Purpose: The operative method of fundoplication for gastroesophageal reflux disease (GERD) is divided into anterior wrapping (AW), such as Dor fundoplication, and posterior wrapping (PW), such as Toupet and Nissen fundoplications. Our institute introduced laparoscopic fundoplication in 2002. AW was performed until 2010, and PW has been performed since 2011. We examined the outcomes of AW and PW.
Methods: We examined 33 cases that we encountered from 2002 to 2013 and compared them retrospectively. The median age was 4 years (0-39 years), 26 patients were boys, and 7 were girls.

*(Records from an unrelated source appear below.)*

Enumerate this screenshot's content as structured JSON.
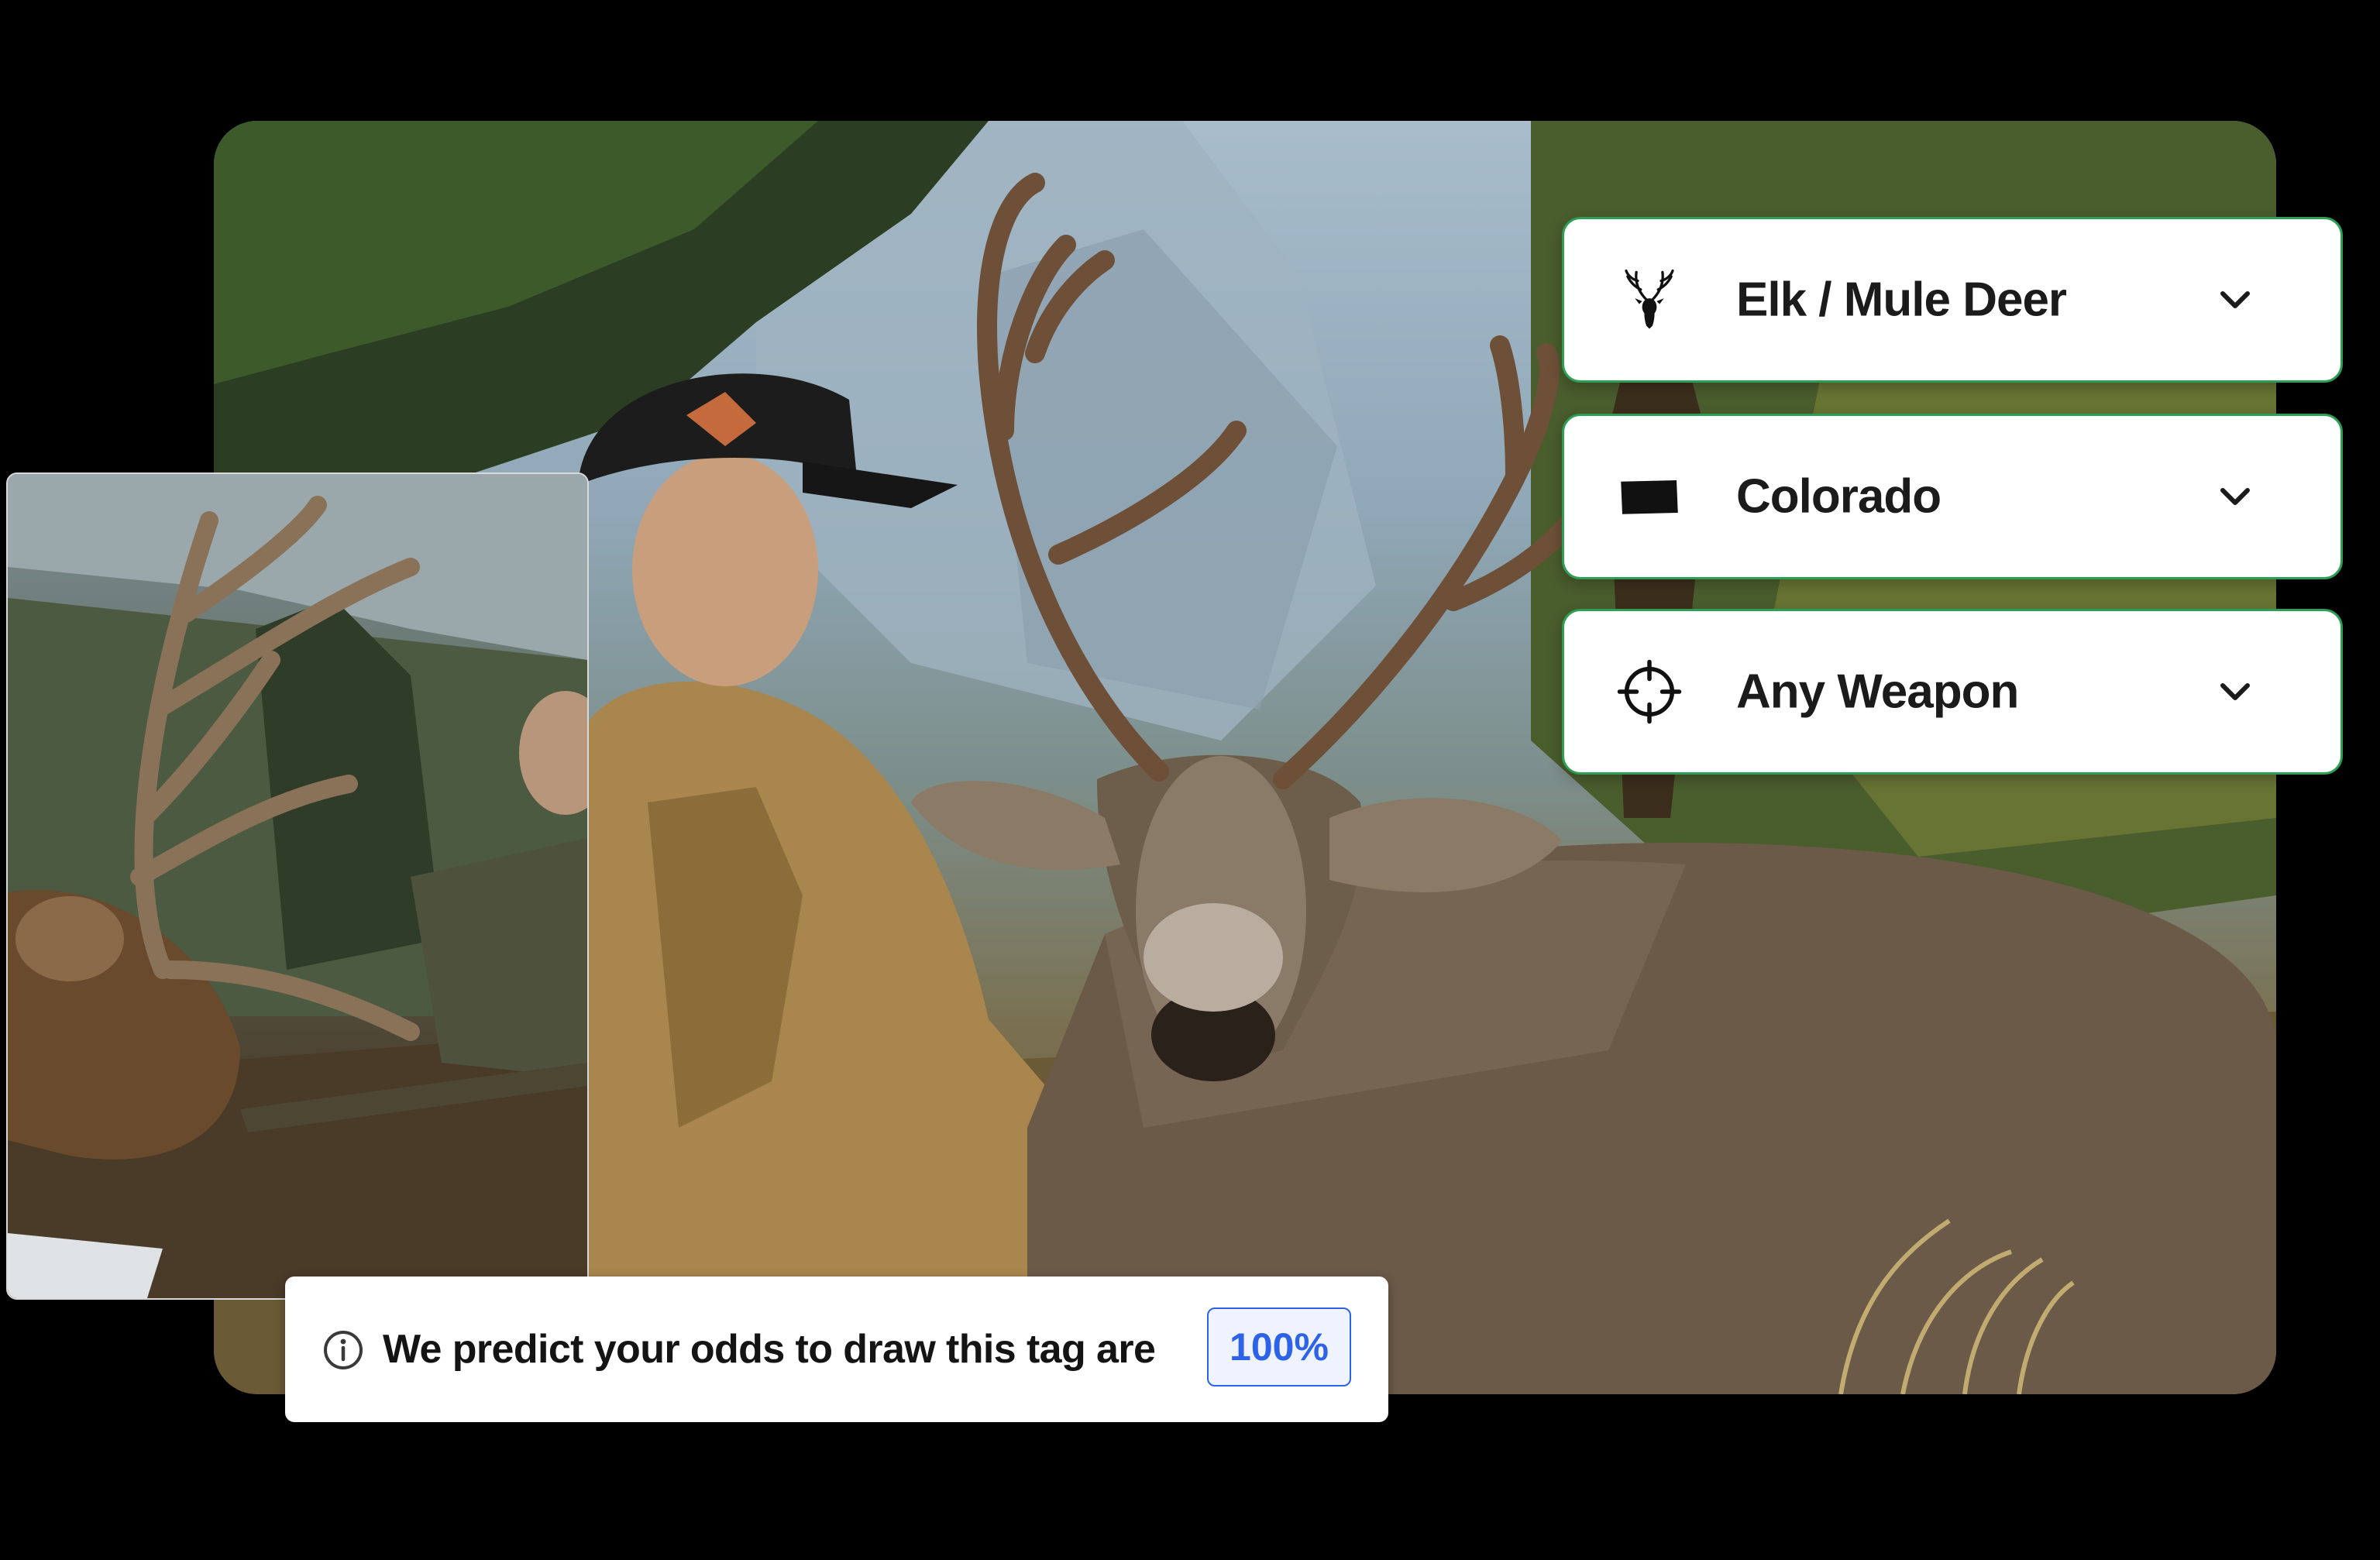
{
  "selectors": {
    "species": {
      "label": "Elk / Mule Deer",
      "icon": "deer-head-icon"
    },
    "state": {
      "label": "Colorado",
      "icon": "colorado-state-icon"
    },
    "weapon": {
      "label": "Any Weapon",
      "icon": "crosshair-icon"
    }
  },
  "odds": {
    "message": "We predict your odds to draw this tag are",
    "value": "100%",
    "icon": "info-icon"
  },
  "colors": {
    "selector_border": "#2e9e54",
    "odds_accent": "#2c63e8",
    "background": "#000000"
  },
  "images": {
    "hero": "hunter-with-mule-deer-photo",
    "inset": "hunter-with-elk-photo"
  }
}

Results: Twenty-four patients showed severe motor and intellectual disabilities, six had congenital hiatal hernia, and three showed postoperative esophageal atresia. AW (Dor) was performed in 18 patients, and PW (Nissen fundoplication for 9 patients, Toupet fundoplication for 6 patients) was performed in 15 patients. Compared with AW (
p < 0.05), PW is associated with significantly reduced blood loss and operation time. Recurrence was observed in three patients subjected to AW (16.7%) and in 1 patient subjected to PW (6.7%). The recurrence rate was significantly reduced in the PW group. There was no significant difference between Nissen and Toupet fundoplications in terms of recurrence. For the 3 patients who showed recurrence in the AW group, 1 underwent reoperation and 2 were treated conservatively. One patient who underwent Toupet fundoplication showed recurrence.
Conclusions: In our institute, PW was found to be associated with significantly less operation time and intraoperative blood loss than AW. PW is a better procedure than AW for GERD. It was considered important to determine the condition of the patient in the selection of PW as the operative method. In particular, Nissen fundoplication is useful for patients with severe motor and intellectual disabilities.